The sight of the golden temple is so mesmerizingly soothing to the soul that it is beyond the realm of words to describe. The Gurudwara is constructed of the snow white marble with gold covering over the top, sparkling in the centre of still and reflective waters of the lake, which is fed by River Ravi originating from Ganges. There are four doors in Harmandir Sahib which essentially means that it is a temple of faith and is open to all people from different religions, castes, colour and creed to visit, worship and purify their souls. Its architecture signifies the Sikh philosophy as the temple is built on the lower level than the surrounding so the devotees have to be humble and step down to enter the Gurudwara.
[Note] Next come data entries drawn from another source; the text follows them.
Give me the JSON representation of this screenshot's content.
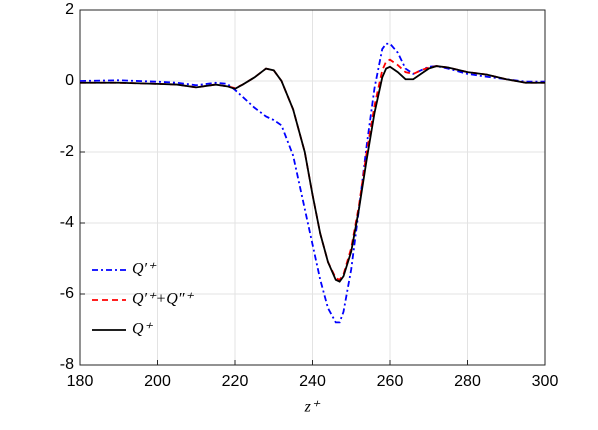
{
  "chart_data": {
    "type": "line",
    "x_label": "z⁺",
    "x": [
      180,
      190,
      200,
      205,
      210,
      215,
      218,
      220,
      222,
      225,
      228,
      230,
      232,
      235,
      238,
      240,
      242,
      244,
      246,
      247,
      248,
      250,
      252,
      254,
      256,
      258,
      259,
      260,
      262,
      264,
      266,
      268,
      270,
      272,
      275,
      280,
      285,
      290,
      295,
      300
    ],
    "series": [
      {
        "name": "Q′⁺",
        "color": "#0000ff",
        "linestyle": "-.",
        "values": [
          0,
          0.02,
          -0.02,
          -0.05,
          -0.12,
          -0.05,
          -0.08,
          -0.25,
          -0.45,
          -0.75,
          -1.0,
          -1.1,
          -1.25,
          -2.1,
          -3.6,
          -4.6,
          -5.6,
          -6.4,
          -6.8,
          -6.8,
          -6.5,
          -5.3,
          -3.6,
          -1.8,
          -0.2,
          0.9,
          1.05,
          1.05,
          0.8,
          0.35,
          0.2,
          0.3,
          0.4,
          0.42,
          0.35,
          0.2,
          0.12,
          0.05,
          -0.02,
          -0.02
        ]
      },
      {
        "name": "Q′⁺+Q″⁺",
        "color": "#ff0000",
        "linestyle": "--",
        "values": [
          -0.05,
          -0.05,
          -0.08,
          -0.1,
          -0.18,
          -0.1,
          -0.15,
          -0.2,
          -0.1,
          0.1,
          0.35,
          0.3,
          0.0,
          -0.8,
          -2.0,
          -3.2,
          -4.3,
          -5.1,
          -5.55,
          -5.6,
          -5.45,
          -4.7,
          -3.5,
          -2.0,
          -0.7,
          0.3,
          0.55,
          0.6,
          0.45,
          0.25,
          0.2,
          0.3,
          0.38,
          0.42,
          0.38,
          0.25,
          0.18,
          0.05,
          -0.05,
          -0.05
        ]
      },
      {
        "name": "Q⁺",
        "color": "#000000",
        "linestyle": "-",
        "values": [
          -0.05,
          -0.05,
          -0.08,
          -0.1,
          -0.18,
          -0.1,
          -0.15,
          -0.22,
          -0.1,
          0.1,
          0.35,
          0.3,
          0.0,
          -0.8,
          -2.0,
          -3.2,
          -4.3,
          -5.1,
          -5.6,
          -5.65,
          -5.5,
          -4.8,
          -3.6,
          -2.2,
          -0.9,
          0.1,
          0.35,
          0.4,
          0.25,
          0.05,
          0.05,
          0.2,
          0.35,
          0.42,
          0.38,
          0.25,
          0.18,
          0.05,
          -0.05,
          -0.05
        ]
      }
    ],
    "xlim": [
      180,
      300
    ],
    "xticks": [
      180,
      200,
      220,
      240,
      260,
      280,
      300
    ],
    "ylim": [
      -8,
      2
    ],
    "yticks": [
      -8,
      -6,
      -4,
      -2,
      0,
      2
    ],
    "grid": true,
    "legend": "lower left"
  }
}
The memorial plaques inside the temple depict historical Sikh events, their martyrs, Sikh philosophies and inscription of Sikh soldiers who sacrificed themselves in World War I and II. Over one lakh people visit the temple daily from all walks of life. It is one of the holiest sites for Sikhs with Guru Granth Sahib always present in the temple at Akal Takht after hours. Each day there is the community lunch – ‘Langar’ prepared, which is offered not only to pilgrims who visit but also to the needy. All preparation of food is carried out by the volunteers and the cost is covered by generous donations received by the temple. The Golden Temple is not just an icon of Sikh religion but a true reflection of Indian philosophies of forgiveness, tolerance and humility.